Douleur et sport
Faut-il toujours écouter votre douleur ?
Pouvez-vous faire du sport en ayant mal ? L’absence de douleur est-elle
suffisante pour vous inviter à continuer ? Faisons le point !
Par le docteur Stéphane CASCUA, médecin du sport.
La douleur
apparaît comme un mécanisme protecteur. Elle informe votre cerveau que votre
corps est en danger. Elle semble avoir été sélectionnée par l’évolution.
Pourtant, l’homme préhistorique, qui n’a pas résisté à la souffrance des coups
de griffes de l’ours des cavernes, a été dévoré et n’a pas pu transmettre ses
gènes ! Ainsi, face à la pression évolutive, la douleur a tenu un rôle
ambivalent. Dans certaines circonstances, il fallait la respecter ; dans
d’autres cas, il était préférable de la négliger ! Et s’il en était de même en
traumatologie du sport…
- Attention douleur !
En jouant
au foot, vous vous tordez la cheville. Vous tentez de reprendre votre
entraînement. Vous avez mal ! Votre cerveau vous informe que vous aggravez vos
lésions… écoutez-le, rejoignez les vestiaires ! Lors de ce match de tennis
acharné, votre vieux genou vous fait souffrir et gonfle.

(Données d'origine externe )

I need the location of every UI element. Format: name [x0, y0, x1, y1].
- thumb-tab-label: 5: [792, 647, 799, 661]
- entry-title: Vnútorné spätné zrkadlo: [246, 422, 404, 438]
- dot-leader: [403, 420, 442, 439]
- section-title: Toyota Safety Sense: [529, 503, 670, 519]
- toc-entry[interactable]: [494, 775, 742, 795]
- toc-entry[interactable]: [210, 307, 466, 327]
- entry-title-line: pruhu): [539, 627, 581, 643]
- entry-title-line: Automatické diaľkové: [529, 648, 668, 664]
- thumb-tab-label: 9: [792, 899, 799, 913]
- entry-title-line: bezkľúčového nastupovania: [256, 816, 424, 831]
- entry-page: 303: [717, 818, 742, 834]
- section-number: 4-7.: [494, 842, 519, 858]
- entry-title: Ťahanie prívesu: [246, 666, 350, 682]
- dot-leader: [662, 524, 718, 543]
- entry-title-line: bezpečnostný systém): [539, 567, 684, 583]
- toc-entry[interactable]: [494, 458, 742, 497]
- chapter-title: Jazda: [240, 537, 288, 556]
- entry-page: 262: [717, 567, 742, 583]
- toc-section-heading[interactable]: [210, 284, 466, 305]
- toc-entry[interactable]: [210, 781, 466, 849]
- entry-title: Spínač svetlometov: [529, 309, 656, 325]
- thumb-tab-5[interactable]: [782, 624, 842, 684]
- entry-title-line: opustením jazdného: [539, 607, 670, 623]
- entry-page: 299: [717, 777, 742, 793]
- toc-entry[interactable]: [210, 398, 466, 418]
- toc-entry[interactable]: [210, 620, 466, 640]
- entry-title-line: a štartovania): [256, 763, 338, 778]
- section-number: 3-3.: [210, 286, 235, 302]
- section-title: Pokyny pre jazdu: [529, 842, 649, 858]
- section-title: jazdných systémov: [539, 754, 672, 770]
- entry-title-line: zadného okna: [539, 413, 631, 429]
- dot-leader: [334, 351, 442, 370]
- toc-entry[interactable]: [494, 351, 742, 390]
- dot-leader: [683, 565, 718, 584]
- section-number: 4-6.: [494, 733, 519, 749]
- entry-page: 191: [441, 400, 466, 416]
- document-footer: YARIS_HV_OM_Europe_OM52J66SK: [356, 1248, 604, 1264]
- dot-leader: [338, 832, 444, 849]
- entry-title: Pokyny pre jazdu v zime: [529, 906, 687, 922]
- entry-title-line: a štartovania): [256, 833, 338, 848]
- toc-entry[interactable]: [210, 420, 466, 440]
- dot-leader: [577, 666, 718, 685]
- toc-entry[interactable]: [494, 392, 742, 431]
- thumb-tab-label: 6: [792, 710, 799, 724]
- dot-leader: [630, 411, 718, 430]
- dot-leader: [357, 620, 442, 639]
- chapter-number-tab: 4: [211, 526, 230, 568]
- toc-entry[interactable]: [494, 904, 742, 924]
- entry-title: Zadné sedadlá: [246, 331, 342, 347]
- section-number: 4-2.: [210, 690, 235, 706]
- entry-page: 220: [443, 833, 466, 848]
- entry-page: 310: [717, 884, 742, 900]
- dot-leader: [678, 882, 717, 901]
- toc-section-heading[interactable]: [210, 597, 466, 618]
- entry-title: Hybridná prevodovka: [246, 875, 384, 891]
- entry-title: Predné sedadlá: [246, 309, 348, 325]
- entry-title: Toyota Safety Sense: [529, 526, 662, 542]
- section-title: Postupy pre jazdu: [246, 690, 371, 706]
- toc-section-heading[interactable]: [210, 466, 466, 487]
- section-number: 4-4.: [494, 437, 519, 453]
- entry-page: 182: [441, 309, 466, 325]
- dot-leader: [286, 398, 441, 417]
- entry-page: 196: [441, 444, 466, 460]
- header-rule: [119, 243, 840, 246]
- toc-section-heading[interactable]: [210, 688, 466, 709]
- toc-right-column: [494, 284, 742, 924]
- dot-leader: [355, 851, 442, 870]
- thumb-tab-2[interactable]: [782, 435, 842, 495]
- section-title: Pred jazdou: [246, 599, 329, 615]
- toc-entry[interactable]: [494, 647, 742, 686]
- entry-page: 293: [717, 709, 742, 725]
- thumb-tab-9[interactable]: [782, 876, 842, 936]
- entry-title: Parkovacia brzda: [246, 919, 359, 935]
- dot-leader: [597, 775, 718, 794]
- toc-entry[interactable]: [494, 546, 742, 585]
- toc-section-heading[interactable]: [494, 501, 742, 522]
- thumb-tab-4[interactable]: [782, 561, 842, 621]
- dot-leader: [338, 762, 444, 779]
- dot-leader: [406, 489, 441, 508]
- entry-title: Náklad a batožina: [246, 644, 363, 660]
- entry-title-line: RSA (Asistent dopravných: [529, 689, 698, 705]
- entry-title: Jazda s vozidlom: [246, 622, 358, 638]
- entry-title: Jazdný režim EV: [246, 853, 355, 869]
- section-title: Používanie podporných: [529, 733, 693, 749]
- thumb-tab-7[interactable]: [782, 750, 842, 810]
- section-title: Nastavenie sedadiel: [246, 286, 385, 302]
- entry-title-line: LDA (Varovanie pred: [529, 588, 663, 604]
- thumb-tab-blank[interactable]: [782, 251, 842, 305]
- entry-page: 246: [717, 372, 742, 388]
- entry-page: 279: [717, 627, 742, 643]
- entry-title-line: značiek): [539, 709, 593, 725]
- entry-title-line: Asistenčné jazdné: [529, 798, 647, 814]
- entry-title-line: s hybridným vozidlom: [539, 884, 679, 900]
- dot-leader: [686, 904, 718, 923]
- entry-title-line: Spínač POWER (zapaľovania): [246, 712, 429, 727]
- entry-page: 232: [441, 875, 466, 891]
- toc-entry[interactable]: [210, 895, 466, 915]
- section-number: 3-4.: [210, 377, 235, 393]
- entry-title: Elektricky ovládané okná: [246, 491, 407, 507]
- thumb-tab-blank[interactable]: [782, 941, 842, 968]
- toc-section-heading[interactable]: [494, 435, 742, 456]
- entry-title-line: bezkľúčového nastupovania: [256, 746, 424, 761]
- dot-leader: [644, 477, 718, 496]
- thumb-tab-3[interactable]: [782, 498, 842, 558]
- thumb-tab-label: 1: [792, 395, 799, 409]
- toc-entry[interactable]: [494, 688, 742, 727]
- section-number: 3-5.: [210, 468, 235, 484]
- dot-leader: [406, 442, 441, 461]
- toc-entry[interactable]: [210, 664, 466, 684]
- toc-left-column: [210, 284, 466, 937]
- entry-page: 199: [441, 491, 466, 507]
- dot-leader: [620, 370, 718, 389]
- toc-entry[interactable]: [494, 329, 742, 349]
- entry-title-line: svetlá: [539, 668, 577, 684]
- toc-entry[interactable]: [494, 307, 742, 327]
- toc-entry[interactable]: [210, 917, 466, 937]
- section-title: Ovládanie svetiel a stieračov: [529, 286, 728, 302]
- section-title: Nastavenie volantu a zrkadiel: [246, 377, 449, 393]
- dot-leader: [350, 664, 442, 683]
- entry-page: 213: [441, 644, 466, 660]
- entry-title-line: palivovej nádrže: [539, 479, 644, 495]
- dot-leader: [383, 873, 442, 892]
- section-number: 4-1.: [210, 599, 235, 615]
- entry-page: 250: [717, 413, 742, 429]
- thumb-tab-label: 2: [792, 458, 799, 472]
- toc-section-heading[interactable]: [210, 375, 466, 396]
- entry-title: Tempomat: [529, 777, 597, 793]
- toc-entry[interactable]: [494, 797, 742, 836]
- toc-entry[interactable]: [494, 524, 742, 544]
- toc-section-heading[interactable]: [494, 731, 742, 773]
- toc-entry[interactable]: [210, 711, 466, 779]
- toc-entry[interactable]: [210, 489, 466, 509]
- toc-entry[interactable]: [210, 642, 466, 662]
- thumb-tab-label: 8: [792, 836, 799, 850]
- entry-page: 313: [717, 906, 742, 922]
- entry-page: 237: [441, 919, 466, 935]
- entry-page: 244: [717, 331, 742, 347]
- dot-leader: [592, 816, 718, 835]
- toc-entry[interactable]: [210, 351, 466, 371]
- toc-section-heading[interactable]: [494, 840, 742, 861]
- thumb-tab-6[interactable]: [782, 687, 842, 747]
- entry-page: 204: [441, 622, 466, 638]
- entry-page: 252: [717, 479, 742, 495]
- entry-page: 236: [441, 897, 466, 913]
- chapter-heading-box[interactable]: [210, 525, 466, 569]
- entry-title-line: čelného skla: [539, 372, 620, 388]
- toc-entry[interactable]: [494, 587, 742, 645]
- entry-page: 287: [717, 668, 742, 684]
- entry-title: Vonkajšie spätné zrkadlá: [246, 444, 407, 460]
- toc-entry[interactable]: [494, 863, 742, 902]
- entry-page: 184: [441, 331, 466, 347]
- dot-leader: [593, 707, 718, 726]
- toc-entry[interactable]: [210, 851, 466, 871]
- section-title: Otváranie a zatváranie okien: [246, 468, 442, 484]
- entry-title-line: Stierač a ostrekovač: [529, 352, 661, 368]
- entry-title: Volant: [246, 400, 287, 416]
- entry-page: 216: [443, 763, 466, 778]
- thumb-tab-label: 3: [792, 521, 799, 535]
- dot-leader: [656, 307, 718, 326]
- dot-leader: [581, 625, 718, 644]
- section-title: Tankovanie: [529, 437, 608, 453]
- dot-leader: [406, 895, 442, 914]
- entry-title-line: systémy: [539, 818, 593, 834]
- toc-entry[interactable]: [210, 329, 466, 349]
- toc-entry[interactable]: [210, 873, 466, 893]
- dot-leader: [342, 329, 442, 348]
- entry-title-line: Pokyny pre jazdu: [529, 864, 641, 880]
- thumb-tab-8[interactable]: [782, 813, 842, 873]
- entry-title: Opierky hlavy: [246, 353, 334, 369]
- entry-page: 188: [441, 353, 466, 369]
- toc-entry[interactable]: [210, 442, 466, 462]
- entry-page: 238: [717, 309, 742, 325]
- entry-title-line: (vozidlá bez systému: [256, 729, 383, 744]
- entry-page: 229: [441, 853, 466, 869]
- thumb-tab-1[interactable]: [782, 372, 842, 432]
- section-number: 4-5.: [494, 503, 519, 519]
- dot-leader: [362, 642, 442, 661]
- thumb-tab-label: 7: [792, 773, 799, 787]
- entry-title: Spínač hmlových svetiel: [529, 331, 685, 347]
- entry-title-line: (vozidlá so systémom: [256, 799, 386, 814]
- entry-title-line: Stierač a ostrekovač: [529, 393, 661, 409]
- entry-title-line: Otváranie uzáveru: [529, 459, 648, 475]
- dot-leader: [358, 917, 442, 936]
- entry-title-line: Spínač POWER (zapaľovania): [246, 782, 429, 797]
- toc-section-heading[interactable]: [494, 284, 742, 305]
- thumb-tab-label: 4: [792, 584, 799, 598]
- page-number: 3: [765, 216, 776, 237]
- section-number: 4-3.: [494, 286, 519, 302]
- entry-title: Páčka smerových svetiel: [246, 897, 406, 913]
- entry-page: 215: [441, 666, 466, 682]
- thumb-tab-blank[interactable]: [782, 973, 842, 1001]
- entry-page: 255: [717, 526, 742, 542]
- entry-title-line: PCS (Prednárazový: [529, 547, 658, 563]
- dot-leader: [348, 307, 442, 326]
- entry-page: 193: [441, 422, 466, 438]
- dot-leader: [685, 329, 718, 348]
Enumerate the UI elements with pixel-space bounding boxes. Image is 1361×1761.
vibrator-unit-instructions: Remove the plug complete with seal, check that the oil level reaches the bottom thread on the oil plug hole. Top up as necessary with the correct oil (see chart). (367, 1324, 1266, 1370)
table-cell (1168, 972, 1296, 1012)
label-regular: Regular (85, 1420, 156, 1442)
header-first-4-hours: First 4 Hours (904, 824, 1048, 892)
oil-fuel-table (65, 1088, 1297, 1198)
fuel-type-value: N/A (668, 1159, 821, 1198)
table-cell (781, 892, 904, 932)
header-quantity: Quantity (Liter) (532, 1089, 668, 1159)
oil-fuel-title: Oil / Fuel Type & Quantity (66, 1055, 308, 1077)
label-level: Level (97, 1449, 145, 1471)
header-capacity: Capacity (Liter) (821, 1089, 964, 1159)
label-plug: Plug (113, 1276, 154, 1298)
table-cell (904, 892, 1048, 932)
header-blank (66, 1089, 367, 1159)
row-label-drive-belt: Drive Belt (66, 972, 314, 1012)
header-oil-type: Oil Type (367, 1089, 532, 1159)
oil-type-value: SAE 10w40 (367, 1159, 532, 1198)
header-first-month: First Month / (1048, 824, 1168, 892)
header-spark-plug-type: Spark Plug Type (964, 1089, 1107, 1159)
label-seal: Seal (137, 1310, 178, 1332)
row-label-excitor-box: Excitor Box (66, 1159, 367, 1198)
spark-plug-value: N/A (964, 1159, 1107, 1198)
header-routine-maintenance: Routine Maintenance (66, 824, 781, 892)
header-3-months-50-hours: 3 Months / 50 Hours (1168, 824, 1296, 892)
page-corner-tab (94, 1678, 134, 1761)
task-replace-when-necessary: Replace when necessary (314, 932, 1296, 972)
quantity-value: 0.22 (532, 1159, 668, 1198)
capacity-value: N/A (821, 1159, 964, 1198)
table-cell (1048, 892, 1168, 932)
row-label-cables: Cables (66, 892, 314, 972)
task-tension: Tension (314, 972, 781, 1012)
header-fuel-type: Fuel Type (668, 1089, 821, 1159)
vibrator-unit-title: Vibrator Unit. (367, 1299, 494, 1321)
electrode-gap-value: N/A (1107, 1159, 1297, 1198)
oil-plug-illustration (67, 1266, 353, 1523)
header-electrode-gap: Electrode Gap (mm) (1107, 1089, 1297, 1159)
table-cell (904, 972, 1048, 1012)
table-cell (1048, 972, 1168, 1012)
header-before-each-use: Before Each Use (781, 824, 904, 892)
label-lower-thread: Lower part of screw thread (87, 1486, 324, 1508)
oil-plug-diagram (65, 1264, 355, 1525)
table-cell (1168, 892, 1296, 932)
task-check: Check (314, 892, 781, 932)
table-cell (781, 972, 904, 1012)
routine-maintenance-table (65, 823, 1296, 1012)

Vous le savez, vous
rabotez votre cartilage, vous accentuez votre arthrose ! Soyez raisonnable,
arrêtez ! Pendant votre footing, votre douleur du tendon d’Achille ne cesse
d’augmenter. Vous boitez laborieusement. Ralentissez, rentrez en marchant,
c’est plus prudent ! Après plusieurs jours de randonnée, vous souffrez du pied,
juste derrière les orteils. Il s’agit probablement d’une fracture de fatigue.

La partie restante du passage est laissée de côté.